- Active: 26 August 1939–8 May 1945
- Country: Nazi Germany
- Branch: Army
- Type: Infantry
- Size: Division
- Nickname(s): Jumping Horse
- Engagements: World War II Siege of Leningrad; Demyansk Pocket;

Commanders
- Notable commanders: Gerhard von Schwerin; Friedrich Köchling; Hellmuth Reymann;

= 254th Infantry Division (Wehrmacht) =

The 254th Infantry Division (254. Infanterie-Division) was an infantry division of the German Heer during World War II.

== History ==
The 254th Infantry Division was created on 26 August 1939, the day of German mobilization, as part of the fourth Aufstellungswelle. It was raised in Detmold and Düsseldorf in Wehrkreis VI, using Replacement Battalions from Infantry Regiment 18 (Detmold), Infantry Regiment 37 (Lingen / Osnabrück), Infantry Regiment 58 (Herford), and Infantry Regiment 79 (Münster / Wahn). These various battalions from various regiments were formed into the Infantry Regiments 454, 474, and 484, which made up the initial structure of the 254th Infantry Division along with Artillery Regiment 254. The initial commander of the division was Fritz Koch, appointed on 26 August 1939.

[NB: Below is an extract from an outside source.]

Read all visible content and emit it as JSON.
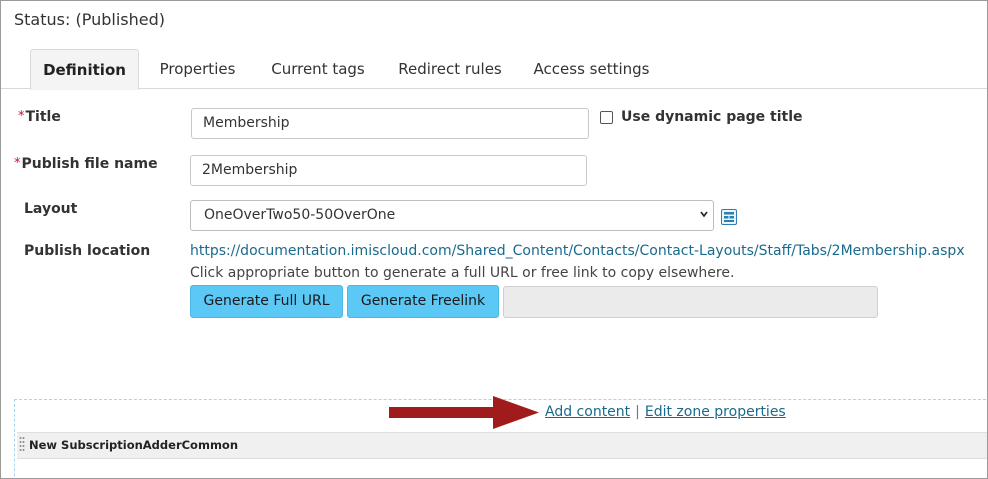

On 1 February 1940, the 254th Infantry Division passed one infantry battalion and one artillery battery to the 292nd Infantry Division of the eighth Aufstellungswelle. On 9 June 1940, the motorized fourth detachment of Artillery Regiment 254 was replaced with a horse-drawn one. On 17 November 1940, the division passed a third of its strength to the 320th Infantry Division of the eleventh Aufstellungswelle. On 30 April 1940, Walter Behschnitt had replaced Koch as divisional commander.

During Operation Barbarossa, which started in June 1941, the 254th Infantry Division participated in the initial drive of Army Group North over Riga and Tallinn towards the Siege of Leningrad. The division was briefly commanded by Gerhard von Schwerin between 20 July 1941 and August 1941, before Behschnitt returned to command.

In February 1942, the 254th Infantry Division fought in the Demyansk Pocket. On 10 April 1942, Friedrich Köchling took command of the division. He was in turn briefly replaced by Hellmuth Reymann on 5 September 1942, before returning to his post on 19 November 1942.

In 1943, three of the division's battalions were dissolved and a Division Fusilier Battalion formed from the Reconnaissance Detachment. Alfred Thielmann assumed command of the division on 16 August 1943.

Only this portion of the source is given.